What do I offer it up for? Honestly, I tend to offer it up for myself. I offer it for my continued growth and maturity and conversion. I offer it for my current relationships, that I will never take for granted the people in my life, and that I will always love them to the best of my ability–and show them as much. I offer it for the growth of my faith and my trust, and for the deepening of my relationship with God. I offer it for my perseverance in pressing on toward my sanctification and ultimately toward my heavenly homeland. Pain has a most important role in this journey. It is like kindling I burn for comfort along the way, or like oil I burn in a lantern to illuminate the way.
I usually have more than enough to offer up for others as well. I offer it up for people who may not be suffering so well. I offer it up for those who are suffering their own great tragedies. I offer it up for those who have not experienced such tragedy but also have not experienced the great joy and love that came before the tragedy.

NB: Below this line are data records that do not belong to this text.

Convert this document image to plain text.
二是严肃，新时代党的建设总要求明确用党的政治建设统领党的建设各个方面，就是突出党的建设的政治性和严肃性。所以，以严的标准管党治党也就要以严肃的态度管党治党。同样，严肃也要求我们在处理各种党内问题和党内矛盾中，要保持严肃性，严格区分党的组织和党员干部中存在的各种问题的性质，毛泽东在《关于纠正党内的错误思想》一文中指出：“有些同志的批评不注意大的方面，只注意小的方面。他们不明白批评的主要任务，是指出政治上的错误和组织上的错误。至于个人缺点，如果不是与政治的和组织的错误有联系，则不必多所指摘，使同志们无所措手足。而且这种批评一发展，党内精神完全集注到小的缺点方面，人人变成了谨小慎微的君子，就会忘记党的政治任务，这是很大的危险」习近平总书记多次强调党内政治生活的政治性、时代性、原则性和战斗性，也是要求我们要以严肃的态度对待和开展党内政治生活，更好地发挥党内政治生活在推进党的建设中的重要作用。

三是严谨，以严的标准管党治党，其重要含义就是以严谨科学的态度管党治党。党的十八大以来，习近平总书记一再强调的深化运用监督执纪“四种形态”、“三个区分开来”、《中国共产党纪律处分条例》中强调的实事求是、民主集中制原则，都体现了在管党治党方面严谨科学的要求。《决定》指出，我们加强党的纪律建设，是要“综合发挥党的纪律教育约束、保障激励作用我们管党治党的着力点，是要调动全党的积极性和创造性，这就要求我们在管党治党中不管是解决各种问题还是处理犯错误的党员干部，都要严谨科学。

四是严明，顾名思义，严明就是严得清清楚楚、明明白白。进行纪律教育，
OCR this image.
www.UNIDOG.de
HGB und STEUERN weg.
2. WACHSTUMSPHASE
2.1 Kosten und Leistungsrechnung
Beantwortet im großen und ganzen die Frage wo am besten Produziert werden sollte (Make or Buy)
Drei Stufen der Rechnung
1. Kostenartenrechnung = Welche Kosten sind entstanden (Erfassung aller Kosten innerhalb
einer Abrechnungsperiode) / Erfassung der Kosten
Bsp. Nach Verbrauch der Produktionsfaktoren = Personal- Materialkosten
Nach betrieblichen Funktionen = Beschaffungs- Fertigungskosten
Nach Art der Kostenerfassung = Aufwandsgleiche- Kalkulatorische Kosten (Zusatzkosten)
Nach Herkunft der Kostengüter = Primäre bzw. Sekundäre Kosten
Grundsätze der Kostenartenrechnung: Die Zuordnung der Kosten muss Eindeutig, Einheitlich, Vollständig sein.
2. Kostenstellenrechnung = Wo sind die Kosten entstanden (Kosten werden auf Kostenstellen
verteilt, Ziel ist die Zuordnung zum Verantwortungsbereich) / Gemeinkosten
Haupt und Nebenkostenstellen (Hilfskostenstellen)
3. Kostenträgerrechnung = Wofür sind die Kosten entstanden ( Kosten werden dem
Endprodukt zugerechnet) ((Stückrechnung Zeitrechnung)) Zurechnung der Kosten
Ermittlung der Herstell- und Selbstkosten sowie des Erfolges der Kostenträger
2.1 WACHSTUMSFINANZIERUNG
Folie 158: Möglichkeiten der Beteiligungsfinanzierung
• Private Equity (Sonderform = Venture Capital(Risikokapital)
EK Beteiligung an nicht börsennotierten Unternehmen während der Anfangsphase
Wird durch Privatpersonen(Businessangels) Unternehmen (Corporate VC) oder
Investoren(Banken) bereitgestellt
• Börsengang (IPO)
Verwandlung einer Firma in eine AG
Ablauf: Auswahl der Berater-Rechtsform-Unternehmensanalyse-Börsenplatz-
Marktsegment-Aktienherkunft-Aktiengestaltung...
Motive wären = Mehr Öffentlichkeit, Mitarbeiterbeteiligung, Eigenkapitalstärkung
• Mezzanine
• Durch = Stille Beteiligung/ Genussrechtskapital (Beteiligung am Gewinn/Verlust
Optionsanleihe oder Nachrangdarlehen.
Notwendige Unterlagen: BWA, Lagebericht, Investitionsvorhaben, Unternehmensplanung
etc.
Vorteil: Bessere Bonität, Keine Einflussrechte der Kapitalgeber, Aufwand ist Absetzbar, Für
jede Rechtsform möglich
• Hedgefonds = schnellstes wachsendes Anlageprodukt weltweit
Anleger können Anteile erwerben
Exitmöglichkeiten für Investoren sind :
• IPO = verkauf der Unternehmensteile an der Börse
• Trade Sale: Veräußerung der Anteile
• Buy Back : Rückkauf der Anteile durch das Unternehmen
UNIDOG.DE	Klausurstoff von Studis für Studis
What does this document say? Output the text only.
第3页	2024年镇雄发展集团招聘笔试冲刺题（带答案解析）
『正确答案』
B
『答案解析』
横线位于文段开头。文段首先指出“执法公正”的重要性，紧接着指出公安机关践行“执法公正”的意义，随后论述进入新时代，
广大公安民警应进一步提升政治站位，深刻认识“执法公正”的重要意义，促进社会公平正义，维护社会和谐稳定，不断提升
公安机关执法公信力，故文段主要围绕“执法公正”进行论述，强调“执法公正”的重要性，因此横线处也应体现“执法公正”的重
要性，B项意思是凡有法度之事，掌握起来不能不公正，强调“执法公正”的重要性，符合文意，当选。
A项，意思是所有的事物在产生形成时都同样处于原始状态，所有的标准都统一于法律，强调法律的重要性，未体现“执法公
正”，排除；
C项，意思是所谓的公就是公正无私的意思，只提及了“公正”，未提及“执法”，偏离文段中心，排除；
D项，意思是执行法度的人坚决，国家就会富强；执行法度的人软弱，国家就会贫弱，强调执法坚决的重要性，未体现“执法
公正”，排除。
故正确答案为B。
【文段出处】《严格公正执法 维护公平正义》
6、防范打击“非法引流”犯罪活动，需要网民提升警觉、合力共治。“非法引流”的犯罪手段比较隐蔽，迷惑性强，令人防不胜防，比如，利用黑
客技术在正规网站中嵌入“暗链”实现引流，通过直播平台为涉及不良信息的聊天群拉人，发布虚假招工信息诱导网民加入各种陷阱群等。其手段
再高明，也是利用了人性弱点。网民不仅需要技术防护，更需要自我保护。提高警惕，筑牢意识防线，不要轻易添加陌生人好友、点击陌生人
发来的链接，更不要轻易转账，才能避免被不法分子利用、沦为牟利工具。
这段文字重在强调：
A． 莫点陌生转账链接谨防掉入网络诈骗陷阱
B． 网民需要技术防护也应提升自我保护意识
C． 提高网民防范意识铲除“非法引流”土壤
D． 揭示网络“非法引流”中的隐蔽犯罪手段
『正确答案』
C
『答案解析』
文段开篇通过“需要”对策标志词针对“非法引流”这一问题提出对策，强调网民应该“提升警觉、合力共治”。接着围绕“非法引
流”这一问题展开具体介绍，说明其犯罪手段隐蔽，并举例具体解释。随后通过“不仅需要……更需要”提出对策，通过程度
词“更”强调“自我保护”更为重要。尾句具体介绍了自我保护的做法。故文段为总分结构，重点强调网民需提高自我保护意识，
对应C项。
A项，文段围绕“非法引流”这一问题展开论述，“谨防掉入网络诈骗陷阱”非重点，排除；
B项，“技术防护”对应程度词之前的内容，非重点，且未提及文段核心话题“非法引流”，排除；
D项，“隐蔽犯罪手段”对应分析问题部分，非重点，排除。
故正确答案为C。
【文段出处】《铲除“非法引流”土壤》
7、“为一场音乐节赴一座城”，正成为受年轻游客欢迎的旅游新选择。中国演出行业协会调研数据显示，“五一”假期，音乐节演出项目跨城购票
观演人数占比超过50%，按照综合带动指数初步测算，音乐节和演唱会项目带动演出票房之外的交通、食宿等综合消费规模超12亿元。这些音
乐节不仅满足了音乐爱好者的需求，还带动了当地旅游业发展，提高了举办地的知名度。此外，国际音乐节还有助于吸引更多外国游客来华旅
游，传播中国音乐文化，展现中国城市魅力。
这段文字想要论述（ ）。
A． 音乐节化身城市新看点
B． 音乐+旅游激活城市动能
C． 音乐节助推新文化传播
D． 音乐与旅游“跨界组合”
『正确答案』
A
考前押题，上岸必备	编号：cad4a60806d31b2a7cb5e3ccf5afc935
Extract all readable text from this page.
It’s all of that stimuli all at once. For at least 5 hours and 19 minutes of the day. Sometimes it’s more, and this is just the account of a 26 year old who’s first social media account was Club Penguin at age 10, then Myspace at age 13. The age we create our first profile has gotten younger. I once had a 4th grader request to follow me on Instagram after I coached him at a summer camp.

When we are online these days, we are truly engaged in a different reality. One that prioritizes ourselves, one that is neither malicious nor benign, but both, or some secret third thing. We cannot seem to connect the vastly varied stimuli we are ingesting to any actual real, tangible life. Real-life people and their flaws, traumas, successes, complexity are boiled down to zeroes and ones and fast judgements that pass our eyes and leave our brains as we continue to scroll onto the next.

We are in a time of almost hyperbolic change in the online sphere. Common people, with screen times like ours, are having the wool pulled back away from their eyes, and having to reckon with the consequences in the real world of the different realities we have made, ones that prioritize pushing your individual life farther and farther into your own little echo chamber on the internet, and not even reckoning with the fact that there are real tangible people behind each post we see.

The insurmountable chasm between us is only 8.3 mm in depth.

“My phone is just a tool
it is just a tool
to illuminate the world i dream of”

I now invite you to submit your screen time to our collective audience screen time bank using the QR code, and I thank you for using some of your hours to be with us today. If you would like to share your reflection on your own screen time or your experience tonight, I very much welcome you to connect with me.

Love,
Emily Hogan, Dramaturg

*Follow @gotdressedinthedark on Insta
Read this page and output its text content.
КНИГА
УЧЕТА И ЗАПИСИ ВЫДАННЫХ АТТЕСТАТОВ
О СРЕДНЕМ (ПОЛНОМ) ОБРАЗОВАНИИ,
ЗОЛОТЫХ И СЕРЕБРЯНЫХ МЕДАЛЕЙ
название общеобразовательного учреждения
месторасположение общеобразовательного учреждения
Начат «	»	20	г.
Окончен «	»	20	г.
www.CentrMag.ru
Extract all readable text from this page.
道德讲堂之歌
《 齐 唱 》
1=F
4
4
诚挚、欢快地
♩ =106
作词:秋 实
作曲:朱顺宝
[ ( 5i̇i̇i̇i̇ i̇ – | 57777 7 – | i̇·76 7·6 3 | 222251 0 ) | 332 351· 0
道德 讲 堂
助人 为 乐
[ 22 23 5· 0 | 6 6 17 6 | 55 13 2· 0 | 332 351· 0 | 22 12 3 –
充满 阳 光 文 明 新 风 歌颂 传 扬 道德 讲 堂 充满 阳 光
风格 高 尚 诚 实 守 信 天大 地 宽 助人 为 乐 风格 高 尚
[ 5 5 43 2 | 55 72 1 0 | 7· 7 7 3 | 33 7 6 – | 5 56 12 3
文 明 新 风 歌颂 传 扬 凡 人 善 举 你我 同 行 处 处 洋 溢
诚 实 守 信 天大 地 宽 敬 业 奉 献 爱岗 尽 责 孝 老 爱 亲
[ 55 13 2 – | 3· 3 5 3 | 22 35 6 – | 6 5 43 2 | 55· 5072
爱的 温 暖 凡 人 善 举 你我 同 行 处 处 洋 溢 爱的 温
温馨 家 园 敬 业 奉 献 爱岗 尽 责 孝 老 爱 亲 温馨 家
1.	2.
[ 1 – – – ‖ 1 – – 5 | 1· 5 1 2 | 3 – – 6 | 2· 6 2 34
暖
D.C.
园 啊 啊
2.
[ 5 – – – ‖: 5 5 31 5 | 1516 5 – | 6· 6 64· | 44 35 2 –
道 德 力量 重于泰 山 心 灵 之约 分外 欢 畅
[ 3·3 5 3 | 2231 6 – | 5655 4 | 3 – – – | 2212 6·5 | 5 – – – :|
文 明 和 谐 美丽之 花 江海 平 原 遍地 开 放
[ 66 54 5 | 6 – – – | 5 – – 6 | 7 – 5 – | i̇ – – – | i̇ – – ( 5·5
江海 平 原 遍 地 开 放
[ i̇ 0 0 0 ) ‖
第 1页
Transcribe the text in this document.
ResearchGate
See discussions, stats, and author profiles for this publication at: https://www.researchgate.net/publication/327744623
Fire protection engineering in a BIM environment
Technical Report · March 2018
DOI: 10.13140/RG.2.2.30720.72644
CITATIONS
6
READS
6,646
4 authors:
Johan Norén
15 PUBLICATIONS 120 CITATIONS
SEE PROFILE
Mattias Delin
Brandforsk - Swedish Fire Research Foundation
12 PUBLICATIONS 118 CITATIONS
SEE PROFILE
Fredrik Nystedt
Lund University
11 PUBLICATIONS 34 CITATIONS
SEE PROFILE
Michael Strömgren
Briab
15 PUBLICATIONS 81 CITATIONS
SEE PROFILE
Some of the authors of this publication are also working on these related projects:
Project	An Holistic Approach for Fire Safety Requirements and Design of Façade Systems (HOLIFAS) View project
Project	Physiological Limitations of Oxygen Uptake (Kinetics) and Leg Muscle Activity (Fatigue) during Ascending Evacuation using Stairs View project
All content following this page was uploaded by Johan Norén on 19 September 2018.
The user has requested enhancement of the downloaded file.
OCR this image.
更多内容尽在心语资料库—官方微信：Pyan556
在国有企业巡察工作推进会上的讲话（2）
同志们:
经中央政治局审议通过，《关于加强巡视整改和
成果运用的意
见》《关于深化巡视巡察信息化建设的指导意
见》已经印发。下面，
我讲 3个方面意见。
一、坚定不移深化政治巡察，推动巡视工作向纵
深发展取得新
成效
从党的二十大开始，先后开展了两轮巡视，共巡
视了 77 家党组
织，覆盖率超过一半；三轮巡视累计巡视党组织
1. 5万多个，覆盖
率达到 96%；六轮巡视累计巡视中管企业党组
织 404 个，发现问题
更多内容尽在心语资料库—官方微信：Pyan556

I offer it for all who are complacent and naive and believe that grief is something that can be mastered and manipulated… I offer it for those moments of tragedy and truth when those people will learn just how blissfully ignorant they have been… and for their consolation in those dark moments.
Forgive me if this post is not very coherent. Incoherence is a symptom of the considerable pain I’ve been suffering in the last few days. I think it began with a dream where Patrick was vaguely present… just present enough to make me miss him terribly and to feel my loss most acutely. I suppose this will always happen from time to time… but it will never stop me from living as I must: for the future and for the people here in my life, for God and for heaven. Well-meaning people have mistakenly perceived my willingness to live with grief as a desire to live in the past, yearning too much for one who has died, shutting out future prospects. Nothing can be further from the truth. Part of suffering well is having hope. And hope can only be directed at the future. I do have hope.